The scary thing about hard disks is that failure can be silent. The whole device doesn't have to go bad for 10 or 50 or 1000 sectors to suddenly become unreadable. And unless you are actively checking the drive periodically with a SMART surface scan or a zfs scrub, there could bit-rot you don't know about.
Here is an example of what bit rot looks like, from my home storage NAS:
[root@bsdnas /home/bthomson]# smartctl -l selftest /dev/ada0 Num Test_Description Status Remaining LifeTime(hours) LBA_of_first_error # 1 Short offline Completed: read failure 90% 22587 624048385
"Sorry, sir, I'd like to read your data at 624048385 but I just can't!"
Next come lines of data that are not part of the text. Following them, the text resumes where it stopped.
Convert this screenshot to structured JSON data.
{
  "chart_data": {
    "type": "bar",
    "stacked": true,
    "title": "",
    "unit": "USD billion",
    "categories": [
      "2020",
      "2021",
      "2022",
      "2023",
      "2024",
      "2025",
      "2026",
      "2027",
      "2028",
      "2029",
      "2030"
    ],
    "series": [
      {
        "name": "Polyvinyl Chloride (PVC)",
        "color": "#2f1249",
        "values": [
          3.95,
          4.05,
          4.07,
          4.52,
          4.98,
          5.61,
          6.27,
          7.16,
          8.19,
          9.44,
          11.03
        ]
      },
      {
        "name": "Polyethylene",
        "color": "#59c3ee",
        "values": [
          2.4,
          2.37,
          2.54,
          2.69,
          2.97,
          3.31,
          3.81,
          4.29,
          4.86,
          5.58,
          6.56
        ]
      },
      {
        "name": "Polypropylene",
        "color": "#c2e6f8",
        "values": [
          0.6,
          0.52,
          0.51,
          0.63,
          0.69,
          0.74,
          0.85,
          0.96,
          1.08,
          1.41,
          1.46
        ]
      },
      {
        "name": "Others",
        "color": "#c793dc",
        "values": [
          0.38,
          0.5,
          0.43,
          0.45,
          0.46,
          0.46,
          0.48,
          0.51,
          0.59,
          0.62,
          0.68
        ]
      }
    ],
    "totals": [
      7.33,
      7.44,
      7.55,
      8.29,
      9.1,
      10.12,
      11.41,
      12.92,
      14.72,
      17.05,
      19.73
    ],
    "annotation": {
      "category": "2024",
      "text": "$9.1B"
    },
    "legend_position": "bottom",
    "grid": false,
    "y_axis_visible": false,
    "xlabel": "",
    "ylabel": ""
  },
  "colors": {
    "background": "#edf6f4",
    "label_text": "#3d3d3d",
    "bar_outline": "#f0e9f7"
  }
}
Some further inspection reveals this disk has 26 sectors it is concerned about and 17 which are fully hosed and cannot be read:
5 Reallocated_Sector_Ct 0x0033 200 200 140 Pre-fail Always - 0 196 Reallocated_Event_Count 0x0032 200 200 000 Old_age Always - 0 197 Current_Pending_Sector 0x0012 200 200 000 Old_age Always - 26 198 Offline_Uncorrectable 0x0010 200 200 000 Old_age Offline - 17
This drive is only 2 years old. If it was out of warranty I would replace it or rewrite it with zeros so it would reallocate the Pending_Sectors and hope for the best, but since a warranty exchange is only $6 and these sectors have gone bad recently it's probably not a bad idea to exchange it.
Of course the drive you get on exchange is refurbished and could be in even worse shape than the one you exchanged, so it's somewhat of a crapshoot.